Así se explica lógicamente esa falsa imputacion, que prodigan al partido radical de Puerto-Rico, y que utilizan en todas ocasiones. Es indigno tal calificativo. No, Puerto-Rico es fiel y leal. Puerto-Rico ama á la Patria con el mismo cariño que sus demás provincias hermanas. Puerto-Rico guarda en su historia elocuentes ejemplos de su lealtad. Puerto-Rico tiene en su vida pública atestados infinitos de su adhesion y amor á la Metrópoli. Puerto-Rico no abriga más que españoles. La inmensa mayoría de sus habitantes, aspira, es cierto, á la libertad, pero con España, dentro de España, siguiendo su misma suerte. Esa mayoría inmensa á que los monopolizadores de la nacionalidad apellidan enemigos de la Patria, porque quieren reformas y libertad; esa mayoría es más española que sus detractores, porque obedece y acata las prescripciones del poder supremo, porque se conforma y cumple los mandatos de sus autoridades, mientras que ellos, los que más gritan su españolismo, no aman otra España que la que forjan sus intereses, la que puede servir á favorecerlos, y se rebelan contra el Gobierno, y luchan con las autoridades superiores, que desprestigian y amenazan osadamente con la rebelion de la lealtad, cuando el poder no favorece esos intereses y no dispensa injusta proteccion á sus planes.
Esta es la situacion actual. Ese grupo refractario á la libertad es enemigo de lo existente hoy en la Madre Patria, y no lo oculta en sus publicaciones. Es enemigo de nuestra primera y superior autoridad, porque no coadyuva á sus deseos, porque no se hace instrumento de sus proyectos, porque no sigue el curso que otros han seguido desgraciadamente.
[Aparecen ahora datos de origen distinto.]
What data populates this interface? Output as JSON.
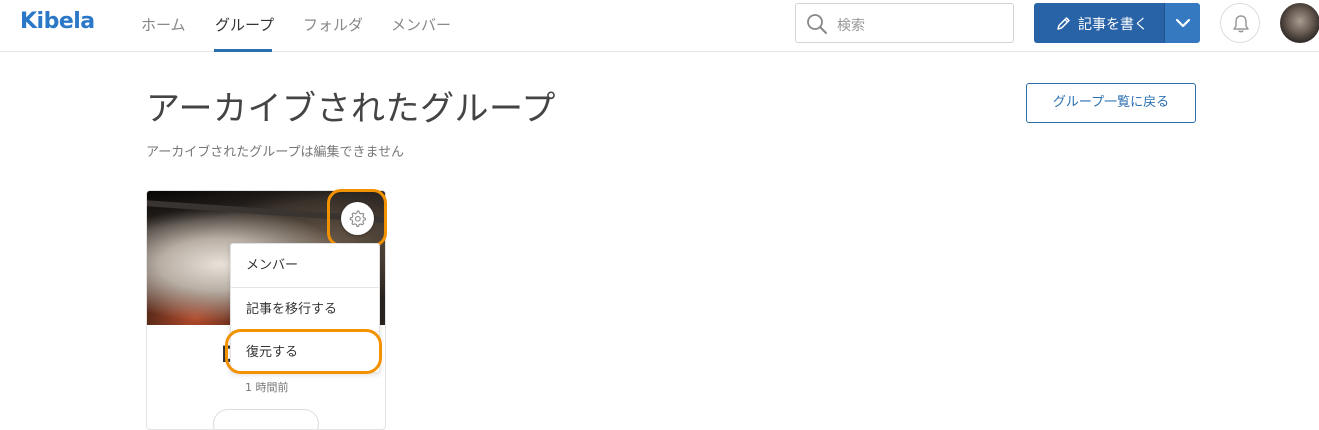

Por eso la injuria, la mentira y la calumnia. Por eso su inaudita audacia. Al general La Torre, al digno y buen militar, al leal español que ha derramado su sangre tantas veces por la Patria, al cumplido caballero, modelo de honradez y de decoro, lo suponen partidario y jefe de un partido separatista imaginario, entregado á sus influencias, rendido á sus deseos y conspirando contra la nacion, perseguidor acérrimo de sus defensores en esta provincia. Por fortuna, semejante suposicion está desmentida de antemano por los antecedentes de tan digna autoridad, y por la conciencia pública de los hombres honrados de esta Isla.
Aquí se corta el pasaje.